Namun, apakah cuti tersebut akan cukup untuk menjamin kesejahteraan ibu dan anak? Sementara itu, negara minim dalam memfasilitasi para ibu. Tidak ada jaminan kesehatan gratis bagi ibu dan anak. Juga tidak ada jaminan tersedianya makanan bergizi seimbang bagi ibu dan anak.
Begitu juga tidak ada jaminan bahwa ibu bisa memberikan ASI eksklusif selama enam bulan dan menyempurnakannya hingga dua tahun. Bahkan bagi ibu tanpa masalah medis, jatah cuti hanya tiga bulan.
Negara juga tidak memberikan jaminan pekerjaan bagi kepala keluarga (laki-laki/bapak) sehingga banyak PHK dan ibu pekerja harus menanggung beban ekonomi keluarga. Bisa dibayangkan, betapa beratnya beban ibu. Sudahlah terbebani secara mental karena harus meninggalkan anak bayi untuk bekerja, ditambah lagi harus terbebani menanggung nafkah keluarga yang sungguh melelahkan.
Lantas di mana sisi sejahteranya?
Hal ini berbeda dengan sistem Islam. Kesejahteraan dalam perspektif Islam tidak didominasi ukuran materi, tetapi sangat memperhatikan aspek ruhiyah. Indikator kesejahteraan ibu dan anak dalam Islam tidak lepas dari posisinya sebagai hamba Allah.

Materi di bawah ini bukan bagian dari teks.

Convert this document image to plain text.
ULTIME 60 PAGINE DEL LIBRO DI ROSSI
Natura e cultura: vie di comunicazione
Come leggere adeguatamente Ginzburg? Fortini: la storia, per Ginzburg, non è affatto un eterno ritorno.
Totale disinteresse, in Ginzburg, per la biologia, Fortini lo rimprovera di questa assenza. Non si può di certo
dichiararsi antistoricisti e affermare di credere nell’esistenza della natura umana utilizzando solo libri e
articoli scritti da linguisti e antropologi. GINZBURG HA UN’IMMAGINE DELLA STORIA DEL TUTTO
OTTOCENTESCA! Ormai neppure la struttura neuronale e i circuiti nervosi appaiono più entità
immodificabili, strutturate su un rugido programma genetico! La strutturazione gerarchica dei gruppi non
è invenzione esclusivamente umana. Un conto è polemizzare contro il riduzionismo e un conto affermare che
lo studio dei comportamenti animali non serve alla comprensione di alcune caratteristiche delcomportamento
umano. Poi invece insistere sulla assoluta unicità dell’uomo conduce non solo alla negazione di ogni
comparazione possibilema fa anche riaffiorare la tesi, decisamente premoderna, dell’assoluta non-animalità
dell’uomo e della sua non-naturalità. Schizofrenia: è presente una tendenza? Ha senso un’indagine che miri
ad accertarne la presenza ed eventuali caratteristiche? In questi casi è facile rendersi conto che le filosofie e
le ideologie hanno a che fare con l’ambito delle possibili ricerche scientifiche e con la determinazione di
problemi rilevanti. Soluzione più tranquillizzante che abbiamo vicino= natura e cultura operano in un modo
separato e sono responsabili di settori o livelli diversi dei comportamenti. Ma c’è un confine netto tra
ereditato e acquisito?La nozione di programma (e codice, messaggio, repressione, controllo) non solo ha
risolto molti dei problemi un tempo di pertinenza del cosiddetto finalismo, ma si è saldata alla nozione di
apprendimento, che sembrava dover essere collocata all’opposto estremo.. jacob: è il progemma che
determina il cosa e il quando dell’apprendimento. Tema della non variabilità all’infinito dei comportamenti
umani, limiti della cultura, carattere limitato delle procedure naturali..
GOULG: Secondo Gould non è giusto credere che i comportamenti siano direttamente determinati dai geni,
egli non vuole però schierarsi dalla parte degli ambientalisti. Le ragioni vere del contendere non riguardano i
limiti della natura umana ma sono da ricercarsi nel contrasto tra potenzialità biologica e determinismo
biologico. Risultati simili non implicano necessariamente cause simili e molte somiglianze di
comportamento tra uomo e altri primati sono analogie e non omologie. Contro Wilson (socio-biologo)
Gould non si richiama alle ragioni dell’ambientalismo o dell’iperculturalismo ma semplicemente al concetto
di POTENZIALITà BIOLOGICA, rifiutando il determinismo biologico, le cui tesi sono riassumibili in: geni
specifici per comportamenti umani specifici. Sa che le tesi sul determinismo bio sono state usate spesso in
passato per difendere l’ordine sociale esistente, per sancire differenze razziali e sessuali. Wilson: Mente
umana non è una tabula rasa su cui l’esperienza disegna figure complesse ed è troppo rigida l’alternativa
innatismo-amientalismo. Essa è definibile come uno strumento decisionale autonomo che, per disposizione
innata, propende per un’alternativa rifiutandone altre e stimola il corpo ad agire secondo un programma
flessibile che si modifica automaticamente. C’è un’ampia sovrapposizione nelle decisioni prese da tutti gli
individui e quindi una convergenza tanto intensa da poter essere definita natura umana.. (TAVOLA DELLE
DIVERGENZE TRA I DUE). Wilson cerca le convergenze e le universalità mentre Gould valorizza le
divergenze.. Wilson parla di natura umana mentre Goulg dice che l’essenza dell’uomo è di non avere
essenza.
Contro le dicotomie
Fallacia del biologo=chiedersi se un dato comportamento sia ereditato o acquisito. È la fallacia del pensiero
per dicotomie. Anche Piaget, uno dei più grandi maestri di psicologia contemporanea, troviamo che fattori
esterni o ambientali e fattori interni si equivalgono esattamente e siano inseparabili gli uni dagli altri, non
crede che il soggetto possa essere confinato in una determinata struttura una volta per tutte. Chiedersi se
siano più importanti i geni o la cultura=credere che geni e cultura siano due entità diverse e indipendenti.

Oleh karenanya, ibu disebut sejahtera bukan karena menghasilkan rupiah, tetapi ketika ia bisa menjalankan fungsi dan tugas yang telah Allah Swt tetapkan baginya, yaitu sebagai pengasuh dan pendidik bagi anaknya. Fungsi hadanah dan tarbiah ini menjadi aspek penting untuk mengukur kesejahteraan ibu dalam pandangan Islam.